Братья готовы уже были полезть в драку, если бы не Бертье, как всегда, попытавшийся восстановить семейное согласие. Необузданный Тибо, у которого давно уже чесались кулаки, вместо брата сгреб подвернувшегося под руку Филиппа и от всей души шмякнул о стену; бедный легист обмяк и, закатив глаза, стал сползать на пол.

— Мессиры… будьте благоразумны! — тут же очнувшись, взмолился он слабым голосом. — Помните, от этого займа зависит судьба королевства…

— Тебе еще мало?! — взревел Тибо, оборачиваясь. — Плевать я хотел на королевство, когда речь идет о чести рода Пикиньи!

— Зато Карлу на него не наплевать! — крикнул Гийом, помогая Филиппу подняться. — И пора бы тебе знать его характер…

— Я не позволю бесчестить наш род ни ради Карла, ни ради самого папы римского!

— Скажи на милость — он не позволит! В своем доме пока еще я хозяин!!

— Ну, так лижи ему задницу, этому банкиру! А главное, не забудь подложить ему в постель свою дочку! Иначе не видать тебе займа как своих ушей! Слышишь, Гийом? Непременно не забудь, а то политика пострадает. Ха-ха-ха! Я ведь зная, что когда-нибудь эти политические игры засадят тебя в дерьмо по самую шею! Лучше бы ты подстерегал в засадах хорошую добычу и брал выкупы, как делают настоящие рыцари… Так нет, дьявол его попутал снюхаться с подонками! Тошно вспомнить, как он всю зиму нежничал со всяким сбродом из горожан, чуть не под ручку ходил с этим висельником Марселем! Вот теперь и пеняй на себя, что буржуа обнаглели и держатся с тобой как с равным! Погоди, к девчонке еще не один такой «благородный» женишок подкатится.

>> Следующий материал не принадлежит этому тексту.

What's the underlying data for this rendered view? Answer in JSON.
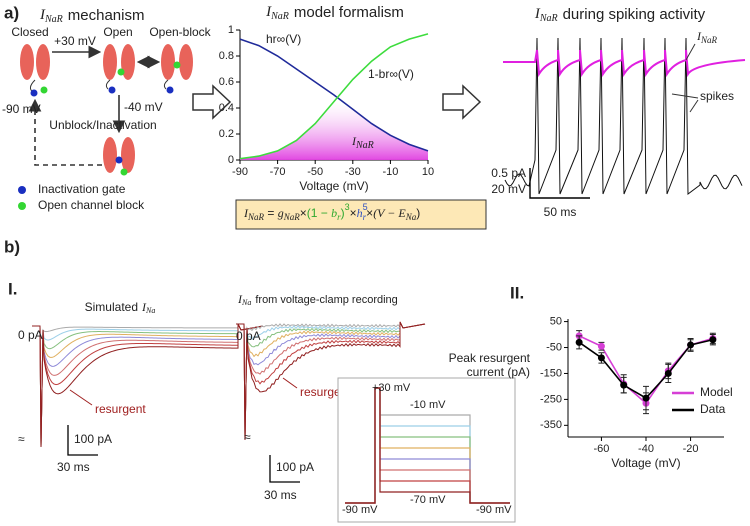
{
  "figure": {
    "panel_a": {
      "label": "a)",
      "mechanism": {
        "title": {
          "symbol": "I",
          "subscript": "NaR",
          "text": "mechanism"
        },
        "states": {
          "closed": "Closed",
          "open": "Open",
          "open_block": "Open-block",
          "unblock": "Unblock/Inactivation"
        },
        "voltages": {
          "depolarize": "+30 mV",
          "hyperpolarize": "-90 mV",
          "repolarize": "-40 mV"
        },
        "legend": [
          "Inactivation gate",
          "Open channel block"
        ]
      },
      "equation": {
        "lhs": "I",
        "lhs_sub": "NaR",
        "equals": " = ",
        "g": "g",
        "g_sub": "NaR",
        "times1": "×",
        "open": "(1 − ",
        "b": "b",
        "b_sub": "r",
        "close": ")",
        "b_pow": "3",
        "times2": "×",
        "h": "h",
        "h_pow": "5",
        "h_sub": "r",
        "times3": "×",
        "tail": "(V − E",
        "e_sub": "Na",
        "end": ")"
      },
      "spiking": {
        "title": {
          "symbol": "I",
          "subscript": "NaR",
          "text": "during spiking activity"
        },
        "current_label": {
          "symbol": "I",
          "subscript": "NaR"
        },
        "spikes_label": "spikes",
        "scale": {
          "current": "0.5 pA",
          "voltage": "20 mV",
          "time": "50 ms"
        }
      }
    },
    "panel_b": {
      "label": "b)",
      "part1": "I.",
      "part2": "II.",
      "simulated": {
        "title": {
          "text": "Simulated",
          "symbol": "I",
          "subscript": "Na"
        },
        "zero": "0 pA",
        "resurgent": "resurgent",
        "break": "≈",
        "scale": {
          "current": "100 pA",
          "time": "30 ms"
        }
      },
      "recorded": {
        "title": {
          "symbol": "I",
          "subscript": "Na",
          "text": "from voltage-clamp recording"
        },
        "zero": "0 pA",
        "resurgent": "resurgent",
        "break": "≈",
        "scale": {
          "current": "100 pA",
          "time": "30 ms"
        },
        "protocol": {
          "step": "+30 mV",
          "top": "-10 mV",
          "bottom": "-70 mV",
          "hold_left": "-90 mV",
          "hold_right": "-90 mV"
        }
      }
    }
  },
  "chart_data": [
    {
      "type": "line",
      "title": {
        "symbol": "I",
        "subscript": "NaR",
        "text": "model formalism"
      },
      "xlabel": "Voltage (mV)",
      "x": [
        -90,
        -80,
        -70,
        -60,
        -50,
        -40,
        -30,
        -20,
        -10,
        0,
        10
      ],
      "series": [
        {
          "name": "hr∞(V)",
          "color": "#1f2a9a",
          "values": [
            0.93,
            0.88,
            0.8,
            0.7,
            0.6,
            0.5,
            0.39,
            0.28,
            0.19,
            0.12,
            0.07
          ]
        },
        {
          "name": "1-br∞(V)",
          "color": "#3ddc3d",
          "values": [
            0.01,
            0.03,
            0.07,
            0.15,
            0.28,
            0.45,
            0.62,
            0.76,
            0.87,
            0.93,
            0.97
          ]
        }
      ],
      "xlim": [
        -90,
        10
      ],
      "ylim": [
        0,
        1
      ],
      "xticks": [
        -90,
        -70,
        -50,
        -30,
        -10,
        10
      ],
      "yticks": [
        0,
        0.2,
        0.4,
        0.6,
        0.8,
        1
      ],
      "annotation": {
        "symbol": "I",
        "subscript": "NaR"
      },
      "shade_color": "#e040e0"
    },
    {
      "type": "line",
      "xlabel": "Voltage (mV)",
      "ylabel": [
        "Peak resurgent",
        "current (pA)"
      ],
      "x": [
        -70,
        -60,
        -50,
        -40,
        -30,
        -20,
        -10
      ],
      "series": [
        {
          "name": "Model",
          "color": "#d63fd6",
          "marker": "circle",
          "values": [
            -5,
            -45,
            -190,
            -265,
            -140,
            -40,
            -15
          ],
          "errors": [
            20,
            15,
            35,
            40,
            30,
            20,
            20
          ]
        },
        {
          "name": "Data",
          "color": "#000000",
          "marker": "circle",
          "values": [
            -30,
            -90,
            -195,
            -245,
            -150,
            -40,
            -20
          ],
          "errors": [
            25,
            20,
            30,
            45,
            35,
            25,
            20
          ]
        }
      ],
      "xlim": [
        -75,
        -5
      ],
      "ylim": [
        -395,
        60
      ],
      "xticks": [
        -60,
        -40,
        -20
      ],
      "yticks": [
        50,
        -50,
        -150,
        -250,
        -350
      ],
      "legend": "lower right"
    }
  ]
}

— Ладно, это уж моя забота. А тебе советую одуматься и не показывать этому банкиру, что ты недоволен его присутствием в замке. Наварра не любит, когда ему становятся поперек дороги…

Тибо презрительно плюнул:

— Подумаешь, испугал! Я что, ленник твоему Карлу? Ты с ним блудишь, тебе его и бояться, а я волен делать и говорить что пожелаю! Но спокойно созерцать непотребство, которое творится в Моранвиле, я — разрази меня Бог — не могу! Завтра же с рассветом уеду, и ноги моей здесь больше не будет, покуда ты сам не одумаешься! Потому что если кому-то пора одуматься, так это тебе!